In memory of this legend the great processions from S. Marco, until the prohibition of processions in a.d. 1870, used to strike up the antiphon ‘Regina Coeli’, as soon as they came to the bridge of Hadrian.

For the true source of this legend there is no need to look beyond the vision of the angel at the threshing-floor of Araunah: ‘And David lifted up his eyes, and saw the angel of the Lord stand between the earth and the heaven, having a drawn sword in his hand stretched out over Jerusalem.’ In the Capitoline Museum is an altar dedicated to Isis by some traveller on his safe return, and bearing the customary imprint of two feet. The devout believed these to be the footprints of the angel that appeared to Gregory, and the altar once stood in the church of Ara Coeli.

GREGORY AND THE ANGEL

Photograph by Giraudon, Paris

It is certain that at least as early as this time pictures were carried in public procession. Theophylactus[138] has described two occasions on which a sacred effigy of Christ, believed not to have been made by human hands, was carried into battle for the sake of inspiring valour and discipline into the soldiery (a.d. 586 and 588). Among the many gems in which Bede’s Ecclesiastical History[139] abounds is that picture of the arrival of Augustine and his companions in Thanet ‘bearing a silver cross for their banner, and the image of our Lord and Saviour painted on a board’ (a.d. 597). The sixteenth-century chronicler Baronius says, that the picture which Gregory carried in this plague procession of a.d. 590 was that of the Madonna, now preserved in the church of S. Maria Maggiore on the Esquiline, and still believed to protect Rome from plague and pestilence. Rome has no fewer than four pictures of the Madonna attributed like this one to the hand of Luke the Physician, and all of them reputed to have wonder-working powers. Expert opinion, alas! pronounces the oldest of them a fifteenth century production.

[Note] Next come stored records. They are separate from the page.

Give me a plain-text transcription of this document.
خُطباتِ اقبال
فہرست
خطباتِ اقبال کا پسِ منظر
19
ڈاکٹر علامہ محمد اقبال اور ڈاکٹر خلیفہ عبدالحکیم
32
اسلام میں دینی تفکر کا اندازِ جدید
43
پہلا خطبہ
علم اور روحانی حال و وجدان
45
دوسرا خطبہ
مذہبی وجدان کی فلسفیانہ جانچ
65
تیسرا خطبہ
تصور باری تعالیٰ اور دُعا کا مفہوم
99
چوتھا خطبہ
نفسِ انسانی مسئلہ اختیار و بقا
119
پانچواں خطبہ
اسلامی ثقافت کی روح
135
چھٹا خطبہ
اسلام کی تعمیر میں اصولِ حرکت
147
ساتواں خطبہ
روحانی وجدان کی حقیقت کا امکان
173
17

Gregory’s procession has afforded a favourite theme for art. It is the subject of one of the frescoes in the Lady Chapel of Winchester Cathedral executed under the direction of Prior Silkstede at the beginning of the sixteenth century. The scene is also shown in a picture in the Chiesa del San Pietro at Perugia, in a modern picture by the Austrian painter Hiremy Hirsch, and in several others elsewhere. The miniature figured on the opposite page is one of two from a beautiful Livre d’Heures, of the early fifteenth century, and once the property of the Duc de Berry. It is now in the Musée Condé of the Château de Chantilly.

An Italian tradition refers the custom of saying ‘Bless you’, when a person sneezes, to the time of the pestilence of Gregory, in which all those that sneezed were said to have died. Boersch, quoting from the local chronicles of Kleinlauel and of Oseas Schadaeus, would trace its origin to the plague at Strasbourg in a.d. 591.[140] ‘And when any one sneezed, he gave up the ghost forthwith. Hence the saying “God help you”. And when any one yawned, he died. Hence it comes that when any one yawns, one makes the sign of the cross before the mouth.’ Probably the association is even older than this, for Thucydides speaks of sneezing in the plague of Athens. Sneezing and yawning were prominent features of the Sweating Sickness.